Reduce compile nodes
Edit the /var/vcap/store/systems/production/deployments/production-core.yml file. Find the compile section and change the number to 4. It should look like this:
compilation:
workers: 4
network: default
reuse_compilation_vms: true
...
Add region
Find the parts containing cloud_properties (there are usually two places) in /var/vcap/store/systems/production/deployments/production-core.yml and add extra lines. It should now look like this:
...
cloud_properties:
instance_type: m1.medium
region: eu-west-1
availability_zone: eu-west-1b
...
Deploy the release
Ready to deploy into a system:
bosh cf deploy
Congratulations! You should now be able to run on your very own PaaS Cloud. Take note of the username and password at the end of the output:
vmc target http://api.cloudfoundry.mydomain.com
Setting target to http://api.cloudfoundry.mydomain.com... OK
vmc register me@gmail.com --password 5a93f82 --verify 5a93f82
Your password strength is: strong
Creating user... OK
target: http://api.cloudfoundry.mydomain.com
Authenticating… OK
Fixing paths
Because of some missing feature in the v1 branch there are some incorrect paths. From the Bosh controller (where you´ve done everything else) do:
bosh ssh core/0
su - vcap
The default password for vcap is c1oudc0w . Pretty insecure as this is public knowledge. Now might be a good time to change that. 😉 Then do:
sudo mkdir -p /var/vcap/shared && sudo chown vcap:vcap /var/vcap/* -R
Using the cloud
To activate running on cloud on your own machine with:
vmc target http://api.cloudfoundry.mydomain.com
The username and password can be found in the output from deploy. See above for an example.
One step further
This is really optional, but lets your experiment a but more with scaling and services. A couple of notes:
- The bosh cf plugin rewrites the config yaml file for each run, so stuff you have fixed manually like size of compile cluster and cloud_properties with zone info will need to be changed again.

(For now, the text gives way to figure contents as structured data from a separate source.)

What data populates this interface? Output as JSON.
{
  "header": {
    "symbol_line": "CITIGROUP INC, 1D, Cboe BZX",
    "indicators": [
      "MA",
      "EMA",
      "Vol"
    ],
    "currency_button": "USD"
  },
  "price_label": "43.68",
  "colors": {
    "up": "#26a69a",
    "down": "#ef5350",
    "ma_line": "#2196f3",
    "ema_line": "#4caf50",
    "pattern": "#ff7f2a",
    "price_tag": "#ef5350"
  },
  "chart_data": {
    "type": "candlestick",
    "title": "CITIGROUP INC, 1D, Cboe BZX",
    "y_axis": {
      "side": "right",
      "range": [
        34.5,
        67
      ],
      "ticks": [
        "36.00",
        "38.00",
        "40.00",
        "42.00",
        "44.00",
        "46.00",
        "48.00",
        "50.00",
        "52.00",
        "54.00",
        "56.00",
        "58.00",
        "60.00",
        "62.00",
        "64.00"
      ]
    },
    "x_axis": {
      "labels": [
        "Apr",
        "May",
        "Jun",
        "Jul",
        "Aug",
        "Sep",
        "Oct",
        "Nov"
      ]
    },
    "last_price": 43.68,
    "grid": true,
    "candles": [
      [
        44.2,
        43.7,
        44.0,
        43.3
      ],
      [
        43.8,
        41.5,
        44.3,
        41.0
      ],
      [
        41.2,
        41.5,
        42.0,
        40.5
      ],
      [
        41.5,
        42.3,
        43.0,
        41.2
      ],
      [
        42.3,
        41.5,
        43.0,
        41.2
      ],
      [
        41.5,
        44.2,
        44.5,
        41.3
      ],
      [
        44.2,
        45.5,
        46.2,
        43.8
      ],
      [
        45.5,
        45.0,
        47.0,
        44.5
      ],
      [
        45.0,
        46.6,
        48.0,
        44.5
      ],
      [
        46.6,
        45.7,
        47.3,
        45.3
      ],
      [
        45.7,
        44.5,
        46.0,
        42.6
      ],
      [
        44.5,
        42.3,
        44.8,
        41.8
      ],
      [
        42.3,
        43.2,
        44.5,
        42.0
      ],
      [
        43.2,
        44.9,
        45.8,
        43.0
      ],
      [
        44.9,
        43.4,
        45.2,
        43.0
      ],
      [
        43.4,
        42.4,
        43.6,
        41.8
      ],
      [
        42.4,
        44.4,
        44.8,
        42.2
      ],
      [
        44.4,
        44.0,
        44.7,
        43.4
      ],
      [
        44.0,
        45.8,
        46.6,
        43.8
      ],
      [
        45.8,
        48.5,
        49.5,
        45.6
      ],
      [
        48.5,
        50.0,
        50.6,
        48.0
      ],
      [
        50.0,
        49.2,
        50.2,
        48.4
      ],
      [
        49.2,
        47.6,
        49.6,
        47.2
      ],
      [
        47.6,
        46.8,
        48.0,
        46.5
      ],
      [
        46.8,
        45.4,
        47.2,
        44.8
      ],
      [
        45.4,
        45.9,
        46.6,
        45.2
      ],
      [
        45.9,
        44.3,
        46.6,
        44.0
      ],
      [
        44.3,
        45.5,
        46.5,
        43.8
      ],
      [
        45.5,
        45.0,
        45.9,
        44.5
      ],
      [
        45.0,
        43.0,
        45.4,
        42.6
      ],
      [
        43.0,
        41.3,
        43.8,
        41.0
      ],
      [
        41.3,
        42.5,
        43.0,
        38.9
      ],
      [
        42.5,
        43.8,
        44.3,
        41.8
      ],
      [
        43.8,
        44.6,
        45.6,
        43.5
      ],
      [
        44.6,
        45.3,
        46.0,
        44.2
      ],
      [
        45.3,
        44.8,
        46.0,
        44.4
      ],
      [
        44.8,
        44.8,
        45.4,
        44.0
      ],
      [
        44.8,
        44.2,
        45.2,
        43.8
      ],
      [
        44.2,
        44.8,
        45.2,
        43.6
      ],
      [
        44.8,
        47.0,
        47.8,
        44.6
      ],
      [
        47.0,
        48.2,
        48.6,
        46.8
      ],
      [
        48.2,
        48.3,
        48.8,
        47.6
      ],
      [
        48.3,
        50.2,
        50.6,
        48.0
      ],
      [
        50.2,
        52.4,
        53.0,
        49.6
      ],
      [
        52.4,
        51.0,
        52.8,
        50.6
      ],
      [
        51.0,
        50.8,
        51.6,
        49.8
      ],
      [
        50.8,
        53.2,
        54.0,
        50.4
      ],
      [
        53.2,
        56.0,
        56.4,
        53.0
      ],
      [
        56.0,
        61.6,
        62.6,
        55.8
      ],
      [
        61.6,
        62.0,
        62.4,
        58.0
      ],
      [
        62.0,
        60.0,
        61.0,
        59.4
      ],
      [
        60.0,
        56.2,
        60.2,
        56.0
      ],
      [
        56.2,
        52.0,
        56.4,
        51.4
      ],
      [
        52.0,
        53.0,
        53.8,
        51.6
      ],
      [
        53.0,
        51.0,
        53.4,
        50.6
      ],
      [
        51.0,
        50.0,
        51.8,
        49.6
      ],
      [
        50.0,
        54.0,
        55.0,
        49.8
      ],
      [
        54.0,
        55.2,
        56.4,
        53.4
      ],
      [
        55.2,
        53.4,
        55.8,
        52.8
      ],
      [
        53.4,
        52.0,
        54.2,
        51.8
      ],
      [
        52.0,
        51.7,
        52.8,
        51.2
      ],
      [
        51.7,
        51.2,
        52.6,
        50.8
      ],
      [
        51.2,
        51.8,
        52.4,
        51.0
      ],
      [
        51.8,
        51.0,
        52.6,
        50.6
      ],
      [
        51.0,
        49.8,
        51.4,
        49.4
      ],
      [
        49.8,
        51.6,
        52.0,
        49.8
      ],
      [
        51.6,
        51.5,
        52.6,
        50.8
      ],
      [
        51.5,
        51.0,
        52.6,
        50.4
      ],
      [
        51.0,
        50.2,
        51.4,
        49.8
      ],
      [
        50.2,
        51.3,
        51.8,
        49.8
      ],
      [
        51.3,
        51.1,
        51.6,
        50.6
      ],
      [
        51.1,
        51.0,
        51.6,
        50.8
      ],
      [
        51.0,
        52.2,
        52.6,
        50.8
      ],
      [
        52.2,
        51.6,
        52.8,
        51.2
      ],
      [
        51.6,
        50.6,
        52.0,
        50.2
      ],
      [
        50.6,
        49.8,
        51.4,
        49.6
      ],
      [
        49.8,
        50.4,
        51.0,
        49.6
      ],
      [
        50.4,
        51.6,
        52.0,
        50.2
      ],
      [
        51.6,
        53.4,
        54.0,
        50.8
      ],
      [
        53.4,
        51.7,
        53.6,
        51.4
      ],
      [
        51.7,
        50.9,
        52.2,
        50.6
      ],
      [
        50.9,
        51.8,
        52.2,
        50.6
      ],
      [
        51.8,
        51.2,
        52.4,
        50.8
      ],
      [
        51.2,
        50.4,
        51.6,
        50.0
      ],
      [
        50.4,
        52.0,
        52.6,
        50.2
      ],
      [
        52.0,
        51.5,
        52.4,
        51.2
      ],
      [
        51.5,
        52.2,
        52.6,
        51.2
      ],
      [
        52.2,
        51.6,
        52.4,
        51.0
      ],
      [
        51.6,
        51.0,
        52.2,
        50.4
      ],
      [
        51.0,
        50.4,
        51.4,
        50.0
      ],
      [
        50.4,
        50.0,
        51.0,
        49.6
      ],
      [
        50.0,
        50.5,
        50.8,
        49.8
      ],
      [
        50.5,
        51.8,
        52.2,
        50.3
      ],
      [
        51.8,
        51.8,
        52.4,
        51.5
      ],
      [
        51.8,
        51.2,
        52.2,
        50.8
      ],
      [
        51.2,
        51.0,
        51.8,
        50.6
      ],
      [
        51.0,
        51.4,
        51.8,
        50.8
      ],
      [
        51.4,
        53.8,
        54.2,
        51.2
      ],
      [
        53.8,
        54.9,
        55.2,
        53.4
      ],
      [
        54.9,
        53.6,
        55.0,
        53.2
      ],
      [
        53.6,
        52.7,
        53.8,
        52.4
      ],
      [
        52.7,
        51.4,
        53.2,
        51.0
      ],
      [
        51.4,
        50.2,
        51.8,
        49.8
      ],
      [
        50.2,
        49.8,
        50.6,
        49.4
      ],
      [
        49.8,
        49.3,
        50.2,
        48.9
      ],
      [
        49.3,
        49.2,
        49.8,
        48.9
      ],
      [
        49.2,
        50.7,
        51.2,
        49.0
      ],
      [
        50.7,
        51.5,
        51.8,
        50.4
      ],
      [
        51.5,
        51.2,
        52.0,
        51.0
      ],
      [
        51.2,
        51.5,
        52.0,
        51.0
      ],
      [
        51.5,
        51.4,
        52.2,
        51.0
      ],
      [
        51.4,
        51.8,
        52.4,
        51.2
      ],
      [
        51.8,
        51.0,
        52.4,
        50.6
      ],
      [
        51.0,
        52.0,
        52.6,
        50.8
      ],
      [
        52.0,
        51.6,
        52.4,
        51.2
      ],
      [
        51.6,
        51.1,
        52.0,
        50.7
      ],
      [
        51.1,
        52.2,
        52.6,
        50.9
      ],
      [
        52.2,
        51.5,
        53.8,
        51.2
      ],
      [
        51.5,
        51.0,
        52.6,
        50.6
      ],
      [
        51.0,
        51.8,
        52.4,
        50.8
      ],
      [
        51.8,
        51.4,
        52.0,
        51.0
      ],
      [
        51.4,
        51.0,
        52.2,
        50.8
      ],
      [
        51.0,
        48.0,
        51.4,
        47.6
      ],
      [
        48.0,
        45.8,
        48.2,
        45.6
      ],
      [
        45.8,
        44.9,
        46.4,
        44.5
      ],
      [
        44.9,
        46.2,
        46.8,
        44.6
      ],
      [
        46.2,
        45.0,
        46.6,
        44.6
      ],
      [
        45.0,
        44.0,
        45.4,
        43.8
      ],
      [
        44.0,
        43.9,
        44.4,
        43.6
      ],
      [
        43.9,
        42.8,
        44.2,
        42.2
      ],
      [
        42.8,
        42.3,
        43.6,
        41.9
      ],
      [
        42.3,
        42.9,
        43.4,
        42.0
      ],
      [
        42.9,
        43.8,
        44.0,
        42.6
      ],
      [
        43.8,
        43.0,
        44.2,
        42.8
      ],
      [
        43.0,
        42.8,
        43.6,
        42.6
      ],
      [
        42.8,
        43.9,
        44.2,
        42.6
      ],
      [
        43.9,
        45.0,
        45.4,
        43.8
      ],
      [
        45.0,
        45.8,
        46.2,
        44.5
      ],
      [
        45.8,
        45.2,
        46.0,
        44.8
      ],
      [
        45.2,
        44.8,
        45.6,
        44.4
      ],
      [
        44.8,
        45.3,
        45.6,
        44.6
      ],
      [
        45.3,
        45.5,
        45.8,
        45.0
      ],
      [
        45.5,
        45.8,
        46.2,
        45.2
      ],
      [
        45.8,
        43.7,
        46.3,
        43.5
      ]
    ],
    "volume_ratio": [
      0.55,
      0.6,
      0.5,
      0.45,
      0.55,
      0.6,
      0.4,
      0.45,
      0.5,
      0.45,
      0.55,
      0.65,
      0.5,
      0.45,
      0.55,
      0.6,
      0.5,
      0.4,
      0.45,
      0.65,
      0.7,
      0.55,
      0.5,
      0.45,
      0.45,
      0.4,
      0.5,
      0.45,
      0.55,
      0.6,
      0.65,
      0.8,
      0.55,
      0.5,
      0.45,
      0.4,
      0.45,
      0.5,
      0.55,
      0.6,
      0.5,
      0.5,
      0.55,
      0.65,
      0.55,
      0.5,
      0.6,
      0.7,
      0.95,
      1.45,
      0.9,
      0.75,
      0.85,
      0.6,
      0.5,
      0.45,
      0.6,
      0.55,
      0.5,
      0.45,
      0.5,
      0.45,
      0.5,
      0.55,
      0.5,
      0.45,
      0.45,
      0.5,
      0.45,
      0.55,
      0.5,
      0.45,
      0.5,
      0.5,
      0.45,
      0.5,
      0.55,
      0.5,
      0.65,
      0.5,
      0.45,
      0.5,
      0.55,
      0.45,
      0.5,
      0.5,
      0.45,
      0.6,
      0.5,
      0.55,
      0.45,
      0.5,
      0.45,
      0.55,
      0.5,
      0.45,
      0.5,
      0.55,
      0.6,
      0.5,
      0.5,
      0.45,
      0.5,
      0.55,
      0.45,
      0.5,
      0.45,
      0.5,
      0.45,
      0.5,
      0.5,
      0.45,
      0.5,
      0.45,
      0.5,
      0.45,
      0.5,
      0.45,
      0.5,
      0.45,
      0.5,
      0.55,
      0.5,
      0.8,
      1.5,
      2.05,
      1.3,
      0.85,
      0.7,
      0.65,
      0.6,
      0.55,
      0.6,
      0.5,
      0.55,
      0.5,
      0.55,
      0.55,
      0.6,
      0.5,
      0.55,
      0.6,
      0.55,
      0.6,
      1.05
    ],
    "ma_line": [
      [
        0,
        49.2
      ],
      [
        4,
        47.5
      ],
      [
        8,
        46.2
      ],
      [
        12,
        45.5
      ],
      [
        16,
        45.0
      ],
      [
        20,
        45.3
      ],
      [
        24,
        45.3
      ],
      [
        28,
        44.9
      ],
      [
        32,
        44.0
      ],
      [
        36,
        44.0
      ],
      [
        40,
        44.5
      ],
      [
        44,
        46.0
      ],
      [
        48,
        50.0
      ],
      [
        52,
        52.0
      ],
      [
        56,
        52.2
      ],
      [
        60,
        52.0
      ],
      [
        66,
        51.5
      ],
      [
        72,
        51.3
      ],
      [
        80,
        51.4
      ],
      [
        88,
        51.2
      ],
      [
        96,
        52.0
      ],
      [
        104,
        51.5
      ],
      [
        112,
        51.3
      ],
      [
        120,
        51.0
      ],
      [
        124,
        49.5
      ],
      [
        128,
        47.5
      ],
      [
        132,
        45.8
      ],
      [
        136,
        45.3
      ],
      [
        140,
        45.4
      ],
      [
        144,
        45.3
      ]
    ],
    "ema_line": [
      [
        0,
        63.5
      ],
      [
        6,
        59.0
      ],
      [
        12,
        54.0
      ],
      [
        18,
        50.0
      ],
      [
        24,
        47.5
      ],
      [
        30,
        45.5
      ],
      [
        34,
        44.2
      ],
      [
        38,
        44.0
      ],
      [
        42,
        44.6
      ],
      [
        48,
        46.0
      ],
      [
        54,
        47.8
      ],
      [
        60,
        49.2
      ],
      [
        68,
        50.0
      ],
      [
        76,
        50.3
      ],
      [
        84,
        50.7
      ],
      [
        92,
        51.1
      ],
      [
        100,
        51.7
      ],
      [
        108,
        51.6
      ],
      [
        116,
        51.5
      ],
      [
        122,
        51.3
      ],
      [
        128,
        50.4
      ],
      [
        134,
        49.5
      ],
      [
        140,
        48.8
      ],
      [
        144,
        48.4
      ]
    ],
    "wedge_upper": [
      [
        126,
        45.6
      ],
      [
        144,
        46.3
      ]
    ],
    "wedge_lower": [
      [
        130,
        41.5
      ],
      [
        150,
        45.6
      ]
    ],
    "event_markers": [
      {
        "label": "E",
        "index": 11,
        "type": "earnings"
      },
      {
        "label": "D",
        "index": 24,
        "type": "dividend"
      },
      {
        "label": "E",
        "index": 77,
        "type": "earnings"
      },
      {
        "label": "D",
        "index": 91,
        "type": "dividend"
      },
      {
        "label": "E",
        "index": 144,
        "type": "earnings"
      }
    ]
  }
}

- The security groups setup in Amazon is lacking when you scale into more nodes. You will have to make a manual change here before proceeding.
Fixing the security group
The problem is that the security group blocks some communication between the nodes. I have opened everything between the nodes which might be too much. But it works. 🙂
- Login to the Amazon AWS EC2 console
- Click security groups
- Click on the cloudfoundry-production group
- Add a rule enabling ports 0-65535 from cloudfoundry-production (start typing that name in source and you will get auto-complete)
Handling the rewrite yaml file issue
Just after doing the first deploy I copy a version of production-core.yml to my home folder. I can then do diffing agains any updated file by the plugin to see what has been added and removed. Through some manual labour I can transfer the settings back. For now. 🙂
Help I´ve messed up!
Ooooh, you poor bastard. 😉 This really requires a bit of understanding of how BOSH works, but you could try one of the following:
bosh cloudcheck
or
bosh delete deployment production-core && bosh cf deploy
Some final notes
Warning: This is a dev setup. How to switch to a production setup I havn´t quite figured yet, or what that actually means. There are also lots of default passwords here, so it´s pretty bad from a security point. Use with caution. 🙂 It is a nice starting point for experimenting though.
CloudFoundry looks like it´s taking a good direction so it will be very interesting to follow the further development. Thanks to an active Open Source community around it you can get answers to your questions, and also find tools like the bosh-bootstrap and bosh-cf-plugin that is used in the recipe created by the always helpful Dr. Nic at Stark & Wayne.
I might give the v2 setup (link at the start of the document) a stab later on.